浩「いやー、アイツらの切り札をすり替えたことに気づかない間抜けで助かったな」
飛「そうね。これなら混乱してるところに私達が凸れば相手のトップも楽に捕まえられそうね」
アレ「ねぇ、敵の切り札ってなんだったの?」
浩太達は、10人程度の少数精鋭部隊で敵の陣地の裏を取りに行っている。切り札の攻撃が失敗したことにより向こうは混乱しているはずだ。そこを一気に叩く作戦である。
浩「まあ、とんでもなく威力が高い爆弾って言えばいいかな?」
アレ「ああ、【エクスプロージョン】が込められた弾の事ね。」
浩「そう、それだ。俺の多分だけど同じやつは半径数十キロが瓦礫になった」
アレ「え?!それって自分たちも巻き込まないの?!」
浩太が、そうなんだよ。と言おうとした時、先行していた兵士から敵陣が見えました!と報告を受ける。
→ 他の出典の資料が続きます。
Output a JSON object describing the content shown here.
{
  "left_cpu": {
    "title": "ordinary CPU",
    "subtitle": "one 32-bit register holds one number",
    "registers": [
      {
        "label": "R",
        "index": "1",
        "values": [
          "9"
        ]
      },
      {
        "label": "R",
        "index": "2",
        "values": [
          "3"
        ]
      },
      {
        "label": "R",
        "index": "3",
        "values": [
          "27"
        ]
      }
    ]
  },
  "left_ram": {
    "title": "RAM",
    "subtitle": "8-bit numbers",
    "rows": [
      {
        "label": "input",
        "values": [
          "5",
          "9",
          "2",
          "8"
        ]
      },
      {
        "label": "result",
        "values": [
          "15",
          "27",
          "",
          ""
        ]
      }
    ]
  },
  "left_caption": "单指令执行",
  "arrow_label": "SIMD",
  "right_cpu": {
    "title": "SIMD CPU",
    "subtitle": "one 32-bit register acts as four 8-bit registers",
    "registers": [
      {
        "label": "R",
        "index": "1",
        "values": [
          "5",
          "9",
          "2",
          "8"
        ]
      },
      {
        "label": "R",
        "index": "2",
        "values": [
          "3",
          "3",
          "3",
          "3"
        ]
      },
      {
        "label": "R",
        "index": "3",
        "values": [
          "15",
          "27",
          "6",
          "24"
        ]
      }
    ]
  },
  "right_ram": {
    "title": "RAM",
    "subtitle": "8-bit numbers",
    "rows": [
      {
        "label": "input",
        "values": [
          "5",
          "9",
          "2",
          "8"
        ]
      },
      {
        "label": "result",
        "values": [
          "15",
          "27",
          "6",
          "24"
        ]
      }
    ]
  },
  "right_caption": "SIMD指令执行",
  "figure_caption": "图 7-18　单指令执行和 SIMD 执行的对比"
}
浩「よし、では見張りの兵をなるべく音を立てずに殺して押し入るぞ」
浩太の指示に同行している者は頷いた。

浩太達が向かってくるとは露ほどにも思っていない人族至上主義社の幹部達は作戦を練り直していた。
幹1「この部隊を敵陣地の強襲に向かわせてだな…」
幹2「しかし、それでは前線が崩壊してしまうぞ」
幹1「む、そうであるな。くそっ、どうしてもあの謎の兵器がジャマをする」
浩「それでは、降参なさってはどうでしょうか?」
幹2「それはなら…だれだ?!」
浩「あなた達の敵の大将、と言っておきましょうかね」
幹1「で、であえ!!奴らを殺せ!!」
だが、その声に反応し駆けつける兵士はいない。
幹1「な、な」
浩「まったく、この天幕に入ってこれてる時点で兵士は殺されてるって思わないのか?これから殺されるのはお前達の方さ。さぁ、楽しい時間を始めよう」
どす黒い笑を浮かべ、浩太は言った。